For any of you who are at all familiar with S&E (either having had participated as a student musician, director, or accompanist), you'll know how the festival day can get to be rather long, exhausting, and perhaps stressful. Running around trying to make it to your performance sites in time, constantly penciling in time changes on the event schedule, scrambling to grab your instrument and find your accompanist (or in my case, your 'accompanee'), etc. —it can get pretty hectic.
So, in an effort to help any other accompanists out there, here's a list of a few things I've learned through my experiences with events like S&E.
1. Organization is key.
2. Exude confidence.
Your accompanees will feed off of the energy around them. Keep a positive attitude, and the student musicians will likely follow suit.
3. Roll with the punches; go with the flow.
Scheduling snafus, instrument malfunctions and the like are bound to arise. So prepare yourself for sudden changes in the day's plans, and be flexible.

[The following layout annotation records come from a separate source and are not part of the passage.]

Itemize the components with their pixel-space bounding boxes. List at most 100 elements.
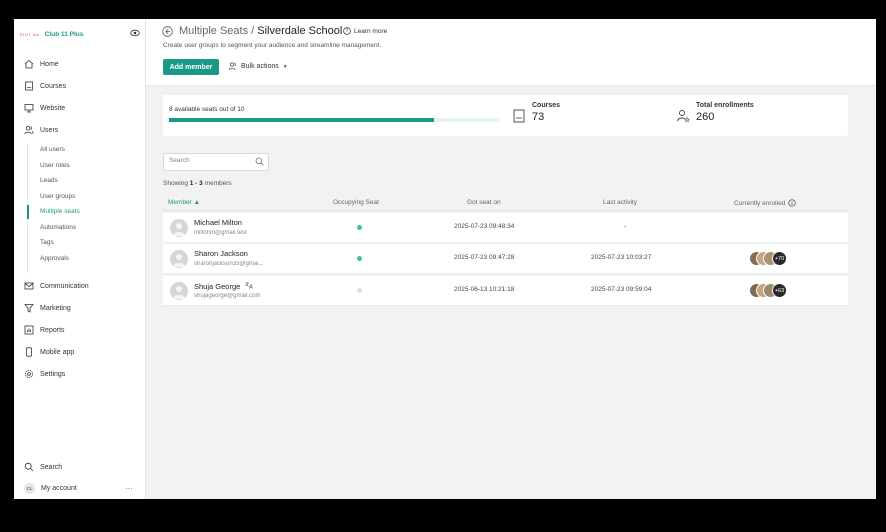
got-seat-date: 2025-07-23 09:48:34	[454, 223, 515, 230]
seat-status-indicator	[357, 225, 362, 230]
add-member-button[interactable]: Add member	[163, 59, 219, 75]
seats-label: 8 available seats out of 10	[169, 106, 245, 113]
member-name[interactable]: Sharon Jackson	[194, 249, 248, 258]
nav-settings-label: Settings	[40, 370, 66, 378]
gear-icon	[25, 370, 33, 378]
title-prefix: Multiple Seats /	[179, 25, 258, 37]
table-row[interactable]: Sharon Jackson sharonjackson33@gmai... 2…	[163, 244, 848, 274]
member-name[interactable]: Shuja George	[194, 281, 254, 291]
brand-name: Club 11 Plus	[44, 30, 84, 38]
nav-home[interactable]: Home	[14, 55, 145, 73]
subnav-user-roles[interactable]: User roles	[40, 160, 70, 172]
stats-panel: 8 available seats out of 10 Courses 73 T…	[163, 95, 848, 136]
got-seat-date: 2025-07-23 09:47:28	[454, 254, 515, 261]
nav-communication-label: Communication	[40, 282, 89, 290]
book-icon	[25, 81, 33, 91]
table-row[interactable]: Michael Milton miltonm@gmail.test 2025-0…	[163, 213, 848, 243]
avatar	[170, 219, 188, 237]
avatar	[170, 250, 188, 268]
enrollments-label: Total enrollments	[696, 102, 754, 109]
page-title: Multiple Seats / Silverdale School	[179, 25, 342, 37]
chevron-down-icon: ▼	[282, 63, 288, 70]
seats-progress-fill	[169, 118, 434, 122]
users-icon	[24, 126, 34, 135]
last-activity-date: 2025-07-23 09:59:04	[591, 286, 652, 293]
got-seat-date: 2025-06-13 10:21:18	[454, 286, 515, 293]
search-input[interactable]	[169, 157, 249, 164]
courses-label: Courses	[532, 102, 561, 109]
subnav-user-groups[interactable]: User groups	[40, 191, 75, 203]
filter-icon	[24, 304, 34, 313]
column-header-occupying: Occupying Seat	[333, 199, 379, 206]
table-header-divider	[163, 210, 848, 211]
table-row[interactable]: Shuja George shujageorge@gmail.com 2025-…	[163, 276, 848, 306]
nav-marketing[interactable]: Marketing	[14, 299, 145, 317]
subnav-leads[interactable]: Leads	[40, 175, 58, 187]
home-icon	[24, 59, 34, 69]
enrollments-stat: Total enrollments 260	[676, 102, 754, 124]
nav-website[interactable]: Website	[14, 99, 145, 117]
nav-website-label: Website	[40, 104, 66, 112]
member-email: sharonjackson33@gmai...	[194, 261, 264, 267]
seats-progress-bar	[169, 118, 500, 122]
seat-status-indicator	[357, 256, 362, 261]
nav-search-label: Search	[40, 463, 63, 471]
nav-communication[interactable]: Communication	[14, 277, 145, 295]
nav-mobile-app[interactable]: Mobile app	[14, 343, 145, 361]
member-email: miltonm@gmail.test	[194, 230, 247, 236]
page-subtitle: Create user groups to segment your audie…	[163, 42, 382, 49]
subnav-all-users[interactable]: All users	[40, 144, 65, 156]
brand[interactable]: EIUT Idu Club 11 Plus	[20, 27, 140, 41]
subnav-automations[interactable]: Automations	[40, 222, 76, 234]
eye-icon[interactable]	[130, 28, 140, 38]
last-activity-date: -	[624, 223, 627, 230]
search-box[interactable]	[163, 153, 269, 171]
nav-reports[interactable]: Reports	[14, 321, 145, 339]
nav-marketing-label: Marketing	[40, 304, 71, 312]
subnav-tags[interactable]: Tags	[40, 237, 54, 249]
nav-reports-label: Reports	[40, 326, 65, 334]
column-header-last-activity: Last activity	[603, 199, 637, 206]
bulk-actions-dropdown[interactable]: Bulk actions ▼	[228, 62, 288, 71]
search-icon[interactable]	[255, 157, 264, 166]
app-window: EIUT Idu Club 11 Plus Home Courses Websi…	[14, 19, 876, 499]
seat-status-indicator	[357, 288, 362, 293]
learn-more-label: Learn more	[354, 27, 388, 35]
submenu-active-marker	[27, 205, 29, 219]
column-header-got-seat: Got seat on	[467, 199, 501, 206]
mail-icon	[24, 282, 34, 290]
monitor-icon	[24, 104, 34, 113]
more-courses-badge[interactable]: +70	[772, 251, 787, 266]
account-avatar: CL	[24, 482, 35, 494]
nav-users[interactable]: Users	[14, 121, 145, 139]
nav-search[interactable]: Search	[14, 458, 145, 476]
column-header-member[interactable]: Member ▲	[168, 199, 200, 206]
learn-more-link[interactable]: ? Learn more	[343, 27, 387, 35]
chart-icon	[24, 325, 34, 335]
subnav-multiple-seats[interactable]: Multiple seats	[40, 206, 80, 218]
avatar	[170, 282, 188, 300]
column-header-enrolled-label: Currently enrolled	[734, 199, 786, 207]
users-icon	[228, 62, 236, 71]
enrollments-value: 260	[696, 111, 715, 123]
nav-home-label: Home	[40, 60, 59, 68]
nav-my-account[interactable]: CL My account …	[14, 479, 145, 497]
showing-count: Showing 1 - 3 members	[163, 180, 232, 187]
more-icon[interactable]: …	[125, 482, 133, 491]
showing-range: 1 - 3	[189, 180, 203, 187]
phone-icon	[26, 347, 32, 357]
showing-prefix: Showing	[163, 180, 190, 187]
more-courses-badge[interactable]: +63	[772, 283, 787, 298]
svg-text:?: ?	[346, 29, 349, 35]
member-name[interactable]: Michael Milton	[194, 218, 242, 227]
back-arrow-icon[interactable]	[162, 26, 173, 37]
info-icon[interactable]	[788, 199, 796, 207]
subnav-approvals[interactable]: Approvals	[40, 253, 69, 265]
nav-courses[interactable]: Courses	[14, 77, 145, 95]
courses-value: 73	[532, 111, 545, 123]
nav-users-label: Users	[40, 126, 59, 134]
nav-courses-label: Courses	[40, 82, 67, 90]
page-header: Multiple Seats / Silverdale School ? Lea…	[146, 19, 876, 86]
translate-icon	[245, 282, 254, 289]
nav-settings[interactable]: Settings	[14, 365, 145, 383]
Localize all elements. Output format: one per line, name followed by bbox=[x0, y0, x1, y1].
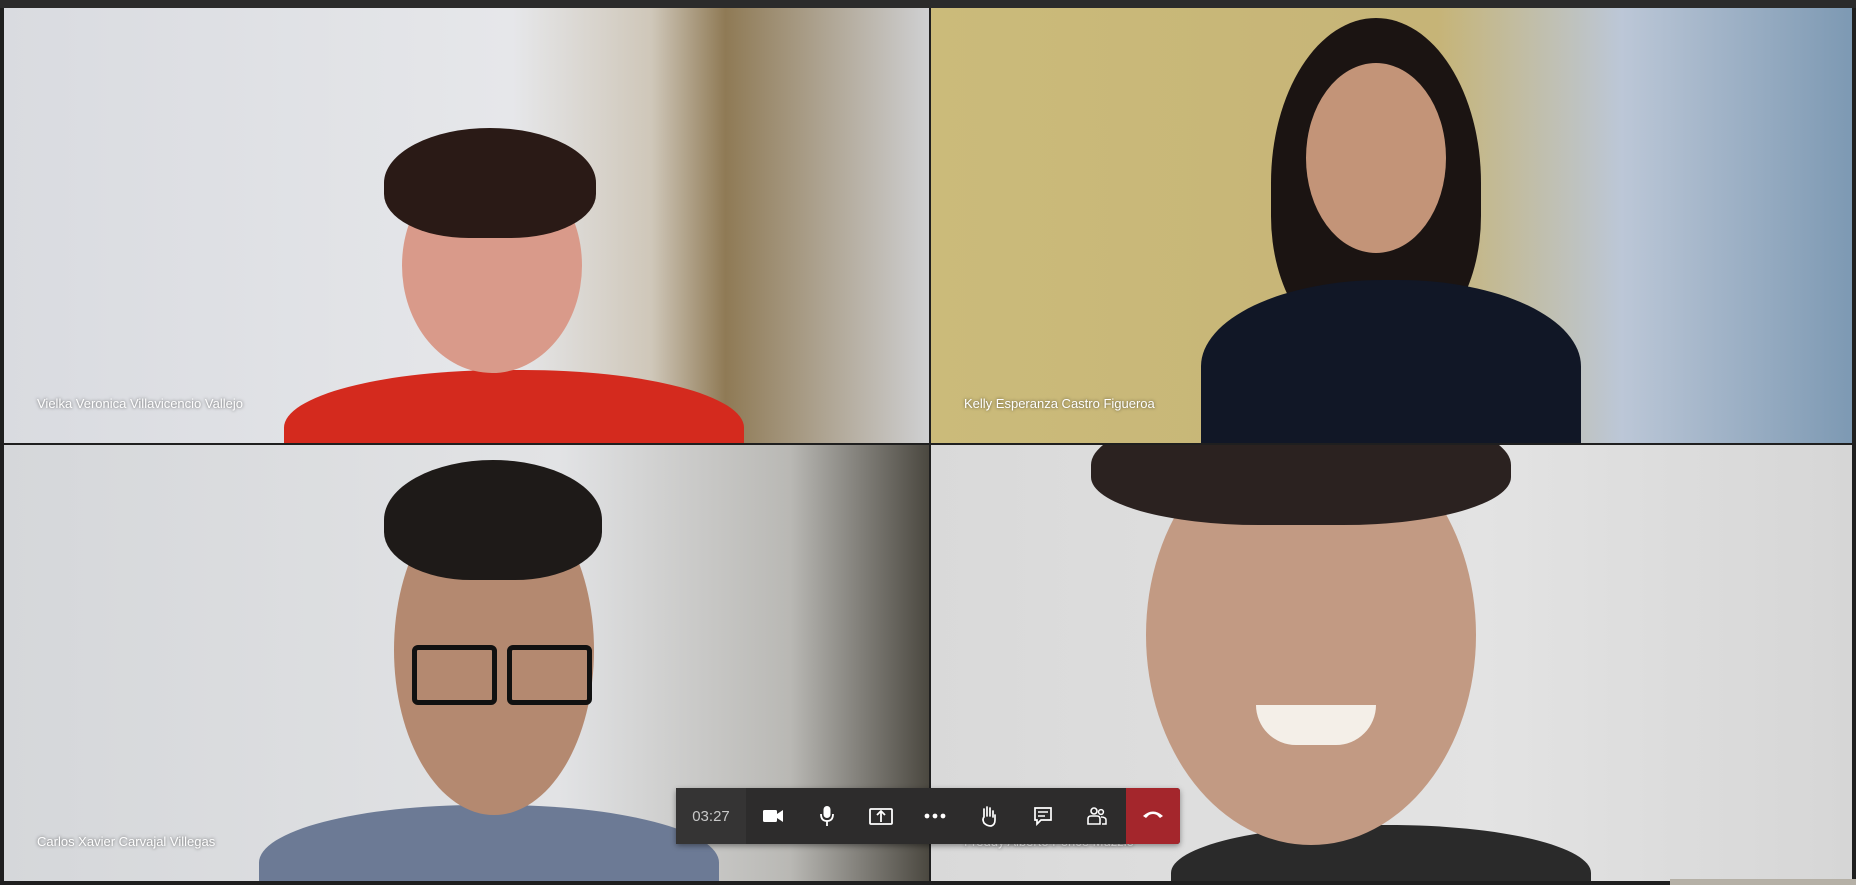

For example, be prepared to play the Hummel Trumpet Concerto on a keyboard like this:
Fortunately, this was just the warm-up piano, and a better (larger) instrument was at the performance site... |
4. Make musical choices.
As in any performance, (of course) be musical. But specifically in regard to accompanying (oftentimes reading off of dense orchestral reductions or poor arrangements of pieces), you will find yourself having to make a fair amount of judgment calls, perhaps on-the-fly. E.g. which measures to cut from a score, which melodic line to play, how to re-establish a strong time feel if the performer falls out of time, and so on.
These are all common decisions that you may face throughout a day of accompanying student musicians, so be prepared to make these choices. Whenever possible, talk about these decisions with your accompanee, and make sure you are both on the same page. If faced with an extemporaneous choice, trust your own artistic tastes/ear to guide you, and execute the choice confidently.
5. Power through.
Even if a performance experiences a hiccup or two, keep the music flowing and the time steady. This is again about making 'musical choices.' Above all, keep the heartbeat of the piece alive—it will keep your accompanee engaged in the performance, and the performance will benefit as a result.